G. Mengubah Individu Menjadi Pemain Tim


Tim dapat dibangun dalam suatu organisasi yang hidup dalam masyarakat yang cenderung
bersifat individualistic maupun kolektvistik. Budaya masyarakat akan mempunyai pengaruh pada
karakteristik individu yang pada gilirannya memengaruhi cara mengubah individu menjadi pemain tim.

Robbins dan Judge, (2011:363) merekomendasi langkah sebagai berikut:

1. Selecting: Hiring Team Players. Beberapa orang telah memiliki keterampilan interpersonal menjadi
pemain tim yang efektif. Ketika menerima anggota tim, pastikan calon dapat memenuhi peran tim mereka
sebagai persyaratan teknis.

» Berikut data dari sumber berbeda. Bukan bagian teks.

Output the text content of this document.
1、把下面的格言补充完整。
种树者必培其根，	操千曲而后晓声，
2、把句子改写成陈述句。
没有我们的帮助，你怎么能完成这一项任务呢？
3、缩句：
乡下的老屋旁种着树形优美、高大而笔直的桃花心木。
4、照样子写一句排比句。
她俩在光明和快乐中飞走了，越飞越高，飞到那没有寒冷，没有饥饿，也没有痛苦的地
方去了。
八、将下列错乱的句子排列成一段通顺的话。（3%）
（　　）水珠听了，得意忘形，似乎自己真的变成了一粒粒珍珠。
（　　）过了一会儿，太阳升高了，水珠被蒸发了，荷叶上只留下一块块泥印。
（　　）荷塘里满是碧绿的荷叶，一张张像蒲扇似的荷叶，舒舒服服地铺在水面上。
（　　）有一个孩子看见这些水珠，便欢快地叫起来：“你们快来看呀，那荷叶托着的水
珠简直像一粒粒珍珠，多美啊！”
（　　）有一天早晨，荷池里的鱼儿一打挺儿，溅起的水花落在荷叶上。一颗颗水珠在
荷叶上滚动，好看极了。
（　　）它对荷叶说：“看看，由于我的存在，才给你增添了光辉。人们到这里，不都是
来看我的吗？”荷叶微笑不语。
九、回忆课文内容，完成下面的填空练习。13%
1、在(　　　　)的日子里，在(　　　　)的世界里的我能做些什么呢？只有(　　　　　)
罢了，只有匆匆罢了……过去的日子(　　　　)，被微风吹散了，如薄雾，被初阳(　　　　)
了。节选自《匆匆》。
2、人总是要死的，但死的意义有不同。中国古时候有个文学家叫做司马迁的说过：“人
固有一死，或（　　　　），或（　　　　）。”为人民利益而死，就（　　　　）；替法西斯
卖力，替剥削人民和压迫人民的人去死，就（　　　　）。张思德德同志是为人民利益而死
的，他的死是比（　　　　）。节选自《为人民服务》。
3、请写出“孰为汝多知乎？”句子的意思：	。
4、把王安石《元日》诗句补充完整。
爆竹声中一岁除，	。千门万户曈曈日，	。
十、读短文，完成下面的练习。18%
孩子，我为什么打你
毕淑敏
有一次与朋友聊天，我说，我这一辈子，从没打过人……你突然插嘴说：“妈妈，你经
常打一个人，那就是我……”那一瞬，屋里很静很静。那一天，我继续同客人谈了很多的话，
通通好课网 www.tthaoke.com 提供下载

Apabila menghadapi calon yang kekurangan keterampilan tim, manajer
mempunyai tiga pilihan. Calon dapat mengikuti pelatihan untuk membuat mereka menjadi pemain tim.
Pilihan kedua adalah memindahkan mereka keunit kerja lain yang tidak memiliki tim atau ketiga tidak
menerima mereka.

2. Training: Creating Team Players. Spesialis pelatihan dapat melakukan latihan yang memungkinkan
pekerja mencari pengalaman kerja sama yang memuaskan. Lokakarya dapat membantu pekerja
memperbaiki pemecahan masalah, komunikasi, negosiasi, manajemen konflik,dan keterampilan coaching.
3. Rewarding: Providing Incentives to be a Good Team Players. Sistem reward organisasi harus ditinjau
kembali untuk mendorong usaha kooperatif daripada kompetitif. Hallmark Cards, Inc. menambahkan
pada system insentif individualnya bonus tahunan bedasar pada prestasi tujuan organisasi. Whole Foods
mengarahkan kebanyakan reward berbasis kinerja terhadap tujuan tim. Sebagai akibatnya tim memilih
anggota baru secara berhati-hati sehingga mereka akan memberikan kontribusi pada efekivitas tim.